Il rapimento di due soldati israeliani, con la risposta dell’ingresso delle truppe in Libano, mantiene alta la tensione su quella che potrebbe presto assumere le caratteristiche di una vera e propria guerra. Se poi si aggiungono i test missilistici effettuati nei giorni scorsi dalla Corea del Nord e l’atteggiamento attendista dell’Iran sulla risposta agli incentivi per la sospensione del programma nucleare, il quadro geopolitico e’ completo e non e’ dei piu’ tranquilli.

Il prezzo del petrolio e’ schizzato ad un soffio dai $75 al barile, complici anche i dati deludenti sulle scorte settimanali di greggio e benzina, risultati nettamente inferiori alle attese degli analisti. I futures con scadenza agosto sono avanzati di 79 centesimi a quota $74.95 al barile.

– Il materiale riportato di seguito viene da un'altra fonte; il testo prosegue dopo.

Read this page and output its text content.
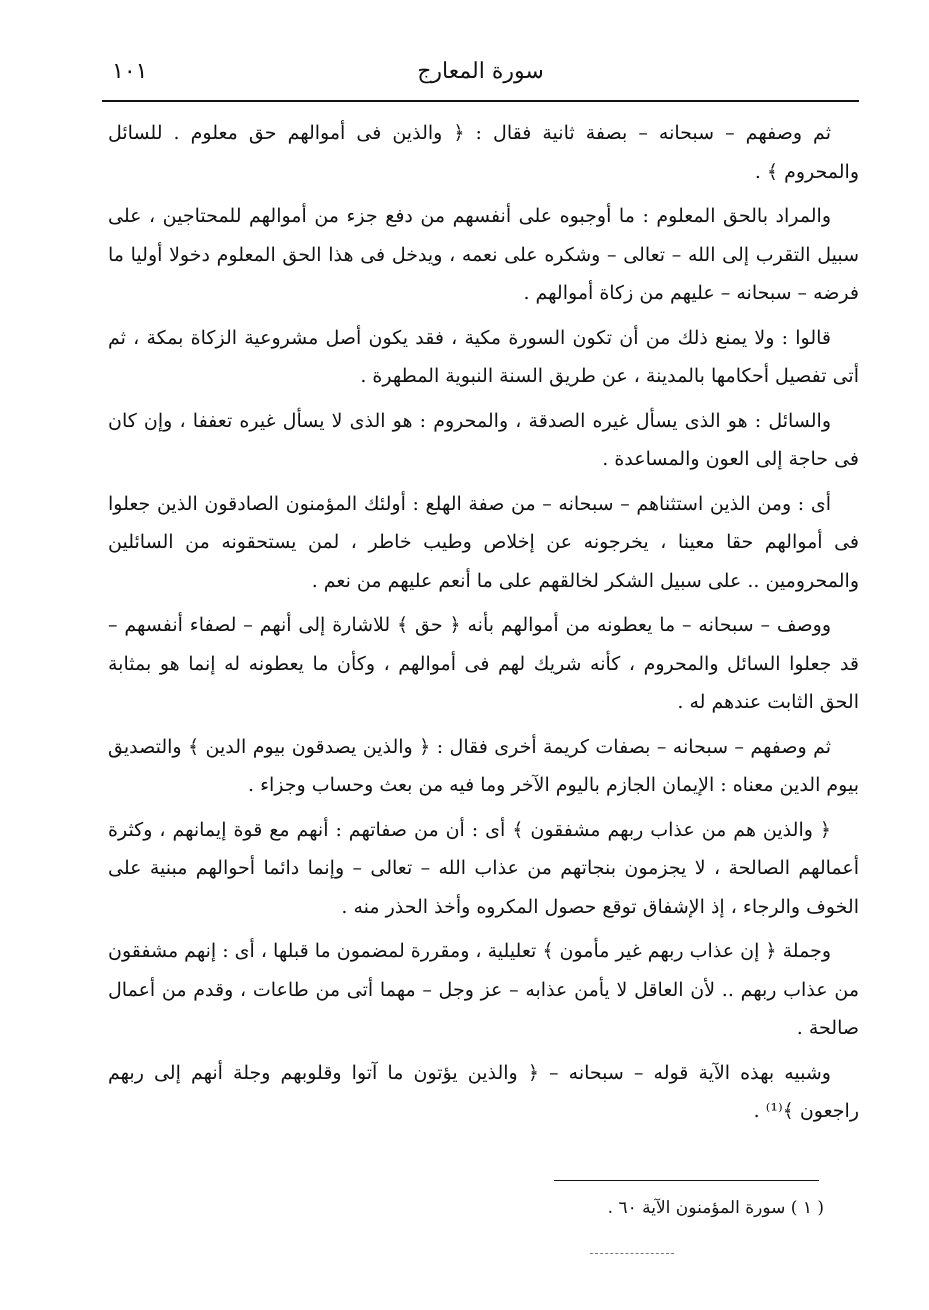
سورة المعارج
١٠١

ثم وصفهم – سبحانه – بصفة ثانية فقال : ﴿ والذين فى أموالهم حق معلوم . للسائل والمحروم ﴾ .

والمراد بالحق المعلوم : ما أوجبوه على أنفسهم من دفع جزء من أموالهم للمحتاجين ، على سبيل التقرب إلى الله – تعالى – وشكره على نعمه ، ويدخل فى هذا الحق المعلوم دخولا أوليا ما فرضه – سبحانه – عليهم من زكاة أموالهم .

قالوا : ولا يمنع ذلك من أن تكون السورة مكية ، فقد يكون أصل مشروعية الزكاة بمكة ، ثم أتى تفصيل أحكامها بالمدينة ، عن طريق السنة النبوية المطهرة .

والسائل : هو الذى يسأل غيره الصدقة ، والمحروم : هو الذى لا يسأل غيره تعففا ، وإن كان فى حاجة إلى العون والمساعدة .

أى : ومن الذين استثناهم – سبحانه – من صفة الهلع : أولئك المؤمنون الصادقون الذين جعلوا فى أموالهم حقا معينا ، يخرجونه عن إخلاص وطيب خاطر ، لمن يستحقونه من السائلين والمحرومين .. على سبيل الشكر لخالقهم على ما أنعم عليهم من نعم .

ووصف – سبحانه – ما يعطونه من أموالهم بأنه ﴿ حق ﴾ للاشارة إلى أنهم – لصفاء أنفسهم – قد جعلوا السائل والمحروم ، كأنه شريك لهم فى أموالهم ، وكأن ما يعطونه له إنما هو بمثابة الحق الثابت عندهم له .

ثم وصفهم – سبحانه – بصفات كريمة أخرى فقال : ﴿ والذين يصدقون بيوم الدين ﴾ والتصديق بيوم الدين معناه : الإيمان الجازم باليوم الآخر وما فيه من بعث وحساب وجزاء .

﴿ والذين هم من عذاب ربهم مشفقون ﴾ أى : أن من صفاتهم : أنهم مع قوة إيمانهم ، وكثرة أعمالهم الصالحة ، لا يجزمون بنجاتهم من عذاب الله – تعالى – وإنما دائما أحوالهم مبنية على الخوف والرجاء ، إذ الإشفاق توقع حصول المكروه وأخذ الحذر منه .

وجملة ﴿ إن عذاب ربهم غير مأمون ﴾ تعليلية ، ومقررة لمضمون ما قبلها ، أى : إنهم مشفقون من عذاب ربهم .. لأن العاقل لا يأمن عذابه – عز وجل – مهما أتى من طاعات ، وقدم من أعمال صالحة .

وشبيه بهذه الآية قوله – سبحانه – ﴿ والذين يؤتون ما آتوا وقلوبهم وجلة أنهم إلى ربهم راجعون ﴾⁽¹⁾ .

( ١ ) سورة المؤمنون الآية ٦٠ .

Ad alimentare le vendite sull’azionario e’ stata anche la serie di notizie negative giunte dal fronte societario e i commenti negativi di alcuni analisti sugli utili aziendali. A determinare il clima negativo gia’ prima dell’apertura era stata la maxi-multa da $357 milioni inflitta dalla Commissione Europea al colosso informatico Microsoft per aver violato le leggi sull’antitrust.

Ad aggravare la situazione sul comparto e’ stato il taglio delle stime sui ricavi di IBM da parte di J.P.Morgan, preoccupata dalle poco reali attese di crescita offerte dal gruppo. Riviste al ribasso anche le previsioni sui risultati di Dell da parte di UBS, accompagnate da un ritocco del target price che hanno spinto il titolo a deprezzarsi di circa il 5%. Tra la diffusa debolezza a subire considerevoli pressioni di vendita e’ stato anche il colosso dei chip Intel, arretrato di quasi il 4%.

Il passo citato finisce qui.